Definition of a Farmer – Question in Rajya Sabha

Why in news?

The Agriculture Minister evaded answering a question over the government’s definition of a farmer and the number of farmers in India by that definition.

What happened in Parliament?

  • The question was posed in the Rajya Sabha by BJP MP Ajay Pratap Singh.
  • He also asked whether any survey had been conducted to find out the number of farmer families.
  • In a written response, the Agriculture Minister evaded giving any definition of a farmer.
  • He instead said that agriculture was a State subject.
  • He provided data on the number of agricultural landholdings.
  • He noted that the Centre provides income support to all farmer families who own cultivable land via the PM-KISAN scheme.
  • In the following discussion, MPs pointed out that the number of land holdings do not necessarily equate with the number of farming households.

What is the definition in the National Policy?

  • There is a clear and comprehensive definition available in the National Policy for Farmers.
  • [The policy emphasises the need to substantially increase the net income of farmers.
  • It also aims at developing support services for them, using that comprehensive definition.
  • It was drafted by the National Commission of Farmers headed by M.S. Swaminathan.]
  • The definition was officially approved by the Centre in 2007 following consultations with the States, for the purpose of the Policy.
  • Accordingly, the term ‘FARMER’ will refer to a person actively engaged in the economic and/or livelihood activity of growing crops.
  • It will also apply to those producing other primary agricultural commodities.
  • It will include all agricultural operational holders, cultivators, agricultural labourers, sharecroppers, tenants, poultry and livestock rearers, fishers.
  • Others include beekeepers, gardeners, pastoralists, non-corporate planters and planting labourers.
  • Besides these, those engaged in various farming related occupations such as sericulture, vermiculture and agro-forestry are also covered.
  • The term will also include tribal families/persons engaged in shifting cultivation and in the collection, use and sale of minor and non-timber forest produce.

What is in practice?

  • There is a deliberate attempt at avoiding this pre-existing official definition.
  • In practice, those who cultivate or work on the land but do not own it are excluded from the definition of farmers.
  • Thus, dairy farmers, fisherfolk, fruit and flower growers would not fit into it.
  • Also, landless agricultural workers who cultivate the land belonging to others would not come under it.

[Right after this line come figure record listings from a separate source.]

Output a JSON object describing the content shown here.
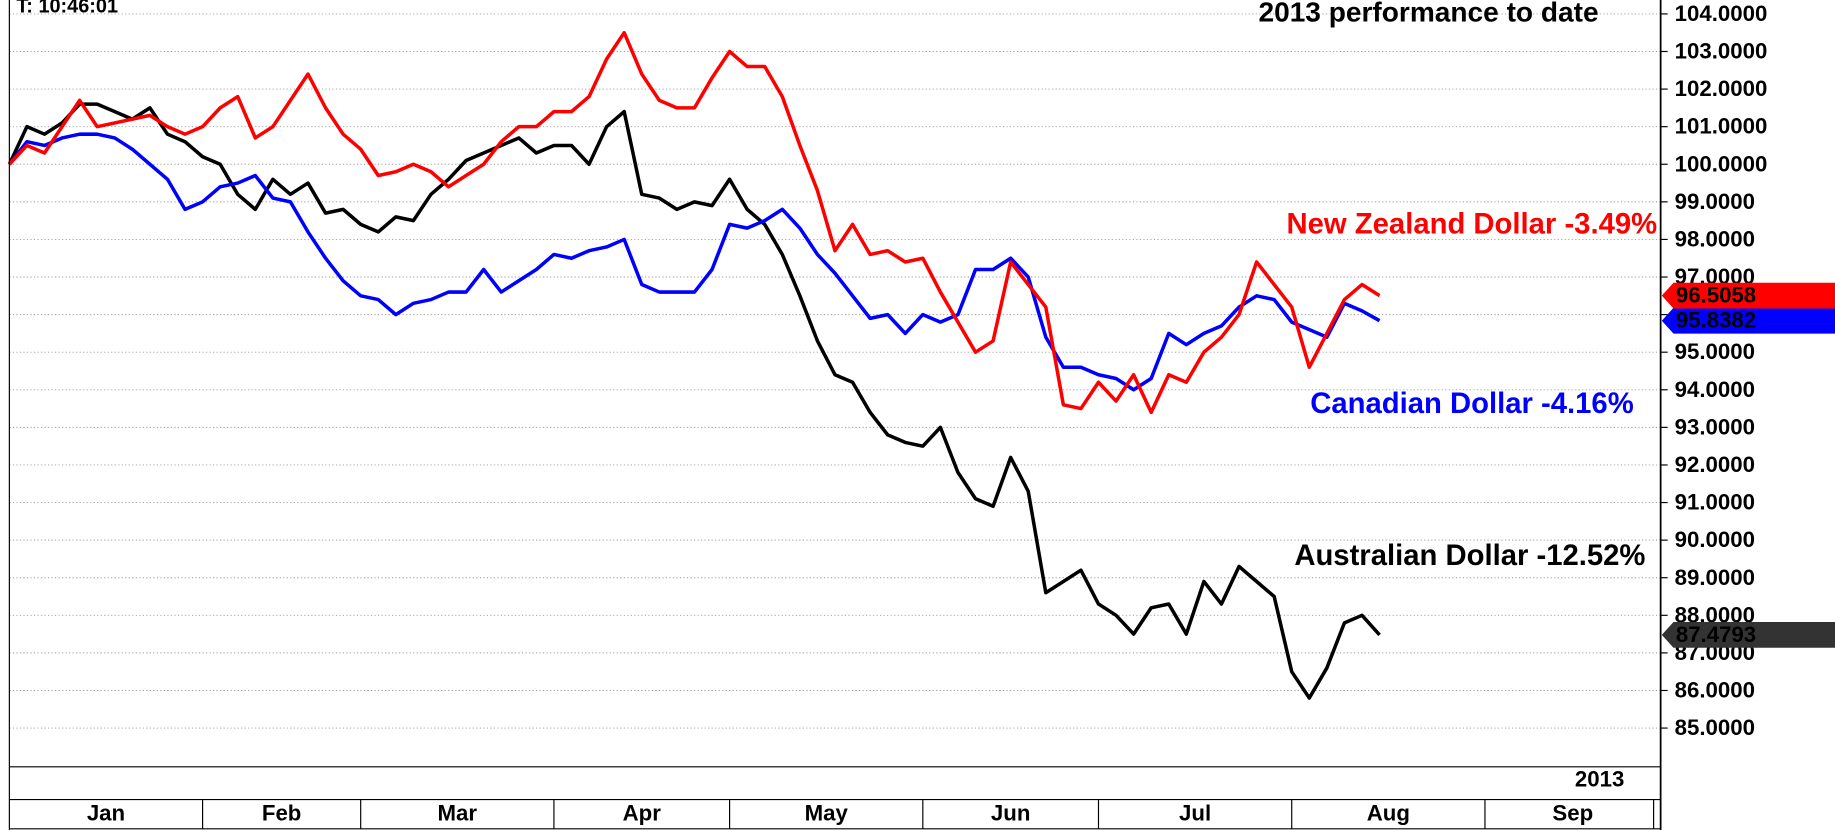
{
  "chart_data": {
    "type": "line",
    "title": "2013 performance to date",
    "time_label": "T: 10:46:01",
    "year_label": "2013",
    "categories": [
      "Jan",
      null,
      null,
      null,
      null,
      null,
      null,
      null,
      null,
      null,
      null,
      "Feb",
      null,
      null,
      null,
      null,
      null,
      null,
      null,
      null,
      "Mar",
      null,
      null,
      null,
      null,
      null,
      null,
      null,
      null,
      null,
      null,
      "Apr",
      null,
      null,
      null,
      null,
      null,
      null,
      null,
      null,
      null,
      "May",
      null,
      null,
      null,
      null,
      null,
      null,
      null,
      null,
      null,
      null,
      "Jun",
      null,
      null,
      null,
      null,
      null,
      null,
      null,
      null,
      null,
      "Jul",
      null,
      null,
      null,
      null,
      null,
      null,
      null,
      null,
      null,
      null,
      "Aug",
      null,
      null,
      null,
      null,
      null,
      null,
      null,
      null,
      null,
      null,
      "Sep",
      null,
      null,
      null,
      null,
      null,
      null,
      null,
      null,
      null
    ],
    "series": [
      {
        "name": "New Zealand Dollar -3.49%",
        "color": "#ff0000",
        "values": [
          100.0,
          100.5,
          100.3,
          101.0,
          101.7,
          101.0,
          101.1,
          101.2,
          101.3,
          101.0,
          100.8,
          101.0,
          101.5,
          101.8,
          100.7,
          101.0,
          101.7,
          102.4,
          101.5,
          100.8,
          100.4,
          99.7,
          99.8,
          100.0,
          99.8,
          99.4,
          99.7,
          100.0,
          100.6,
          101.0,
          101.0,
          101.4,
          101.4,
          101.8,
          102.8,
          103.5,
          102.4,
          101.7,
          101.5,
          101.5,
          102.3,
          103.0,
          102.6,
          102.6,
          101.8,
          100.5,
          99.3,
          97.7,
          98.4,
          97.6,
          97.7,
          97.4,
          97.5,
          96.6,
          95.8,
          95.0,
          95.3,
          97.4,
          96.8,
          96.2,
          93.6,
          93.5,
          94.2,
          93.7,
          94.4,
          93.4,
          94.4,
          94.2,
          95.0,
          95.4,
          96.0,
          97.4,
          96.8,
          96.2,
          94.6,
          95.5,
          96.4,
          96.8,
          96.5058,
          null,
          null,
          null,
          null,
          null,
          null,
          null,
          null,
          null,
          null,
          null,
          null,
          null,
          null,
          null
        ]
      },
      {
        "name": "Canadian Dollar -4.16%",
        "color": "#0000ff",
        "values": [
          100.0,
          100.6,
          100.5,
          100.7,
          100.8,
          100.8,
          100.7,
          100.4,
          100.0,
          99.6,
          98.8,
          99.0,
          99.4,
          99.5,
          99.7,
          99.1,
          99.0,
          98.2,
          97.5,
          96.9,
          96.5,
          96.4,
          96.0,
          96.3,
          96.4,
          96.6,
          96.6,
          97.2,
          96.6,
          96.9,
          97.2,
          97.6,
          97.5,
          97.7,
          97.8,
          98.0,
          96.8,
          96.6,
          96.6,
          96.6,
          97.2,
          98.4,
          98.3,
          98.5,
          98.8,
          98.3,
          97.6,
          97.1,
          96.5,
          95.9,
          96.0,
          95.5,
          96.0,
          95.8,
          96.0,
          97.2,
          97.2,
          97.5,
          97.0,
          95.4,
          94.6,
          94.6,
          94.4,
          94.3,
          94.0,
          94.3,
          95.5,
          95.2,
          95.5,
          95.7,
          96.2,
          96.5,
          96.4,
          95.8,
          95.6,
          95.4,
          96.3,
          96.1,
          95.8382,
          null,
          null,
          null,
          null,
          null,
          null,
          null,
          null,
          null,
          null,
          null,
          null,
          null,
          null,
          null
        ]
      },
      {
        "name": "Australian Dollar -12.52%",
        "color": "#000000",
        "tag_color": "#333333",
        "values": [
          100.0,
          101.0,
          100.8,
          101.1,
          101.6,
          101.6,
          101.4,
          101.2,
          101.5,
          100.8,
          100.6,
          100.2,
          100.0,
          99.2,
          98.8,
          99.6,
          99.2,
          99.5,
          98.7,
          98.8,
          98.4,
          98.2,
          98.6,
          98.5,
          99.2,
          99.6,
          100.1,
          100.3,
          100.5,
          100.7,
          100.3,
          100.5,
          100.5,
          100.0,
          101.0,
          101.4,
          99.2,
          99.1,
          98.8,
          99.0,
          98.9,
          99.6,
          98.8,
          98.4,
          97.6,
          96.5,
          95.3,
          94.4,
          94.2,
          93.4,
          92.8,
          92.6,
          92.5,
          93.0,
          91.8,
          91.1,
          90.9,
          92.2,
          91.3,
          88.6,
          88.9,
          89.2,
          88.3,
          88.0,
          87.5,
          88.2,
          88.3,
          87.5,
          88.9,
          88.3,
          89.3,
          88.9,
          88.5,
          86.5,
          85.8,
          86.6,
          87.8,
          88.0,
          87.4793,
          null,
          null,
          null,
          null,
          null,
          null,
          null,
          null,
          null,
          null,
          null,
          null,
          null,
          null,
          null
        ]
      }
    ],
    "ylim": [
      83.97,
      104.37
    ],
    "yticks": [
      {
        "value": 85,
        "label": "85.0000"
      },
      {
        "value": 86,
        "label": "86.0000"
      },
      {
        "value": 87,
        "label": "87.0000"
      },
      {
        "value": 88,
        "label": "88.0000"
      },
      {
        "value": 89,
        "label": "89.0000"
      },
      {
        "value": 90,
        "label": "90.0000"
      },
      {
        "value": 91,
        "label": "91.0000"
      },
      {
        "value": 92,
        "label": "92.0000"
      },
      {
        "value": 93,
        "label": "93.0000"
      },
      {
        "value": 94,
        "label": "94.0000"
      },
      {
        "value": 95,
        "label": "95.0000"
      },
      {
        "value": 96,
        "label": "96.0000"
      },
      {
        "value": 97,
        "label": "97.0000"
      },
      {
        "value": 98,
        "label": "98.0000"
      },
      {
        "value": 99,
        "label": "99.0000"
      },
      {
        "value": 100,
        "label": "100.0000"
      },
      {
        "value": 101,
        "label": "101.0000"
      },
      {
        "value": 102,
        "label": "102.0000"
      },
      {
        "value": 103,
        "label": "103.0000"
      },
      {
        "value": 104,
        "label": "104.0000"
      }
    ],
    "grid": true
  }
}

What are the implications of this?

  • The government’s ambiguity has serious implications for the design and beneficiaries of the schemes meant to help them.
  • According to Census 2011, there are 11.8 crore cultivators and 14.4 crore agricultural workers.
  • The excluded ones do not get access to agricultural credit and interest subvention for farm loans.
  • Crop insurance and loan waivers go to loanees so they are left out of that as well.
  • Most schemes meant for farmers’ welfare, including the procurement of wheat and paddy at MSP, are effectively available only for land owners.
  • Access to subsidised crop inputs is difficult without identification as farmers.
  • In the event of crop failure too, compensation is only given to owners.
  • Tax exemption is usually claimed by owners who give an unverified affidavit that they cultivate the land.
  • Direct income support schemes such as PM-KISAN  (Pradhan Mantri Kisan Samman Nidhi) are also limited to owners.
  • Those who work on the land may not be identified as farmers for the purposes of counting farmer suicides.
  • Women – Linking the identity of a farmer to land ownership has devastating consequences for another category – women farmers.
  • Some studies estimate that 60%-70% of farmers are actually women, but their names are rarely on ownership documents.

What does this call for?

  • The definition of a farmer is not merely a philosophical or semantic question, but rather has practical implications.
  • There is a need to convert the M.S. Swaminathan Commission’s definition into a legal and actionable tool for identification.
  • Already, the revenue department is supposed to annually record who is actually cultivating each piece of land.
  • In an era of GPS, GIS and Aadhaar, this should not be that difficult. It simply takes political will.
  • Apart from adding inclusion criteria other than land-ownership, the Centre must add exclusion criteria so that absentee landlords are left out.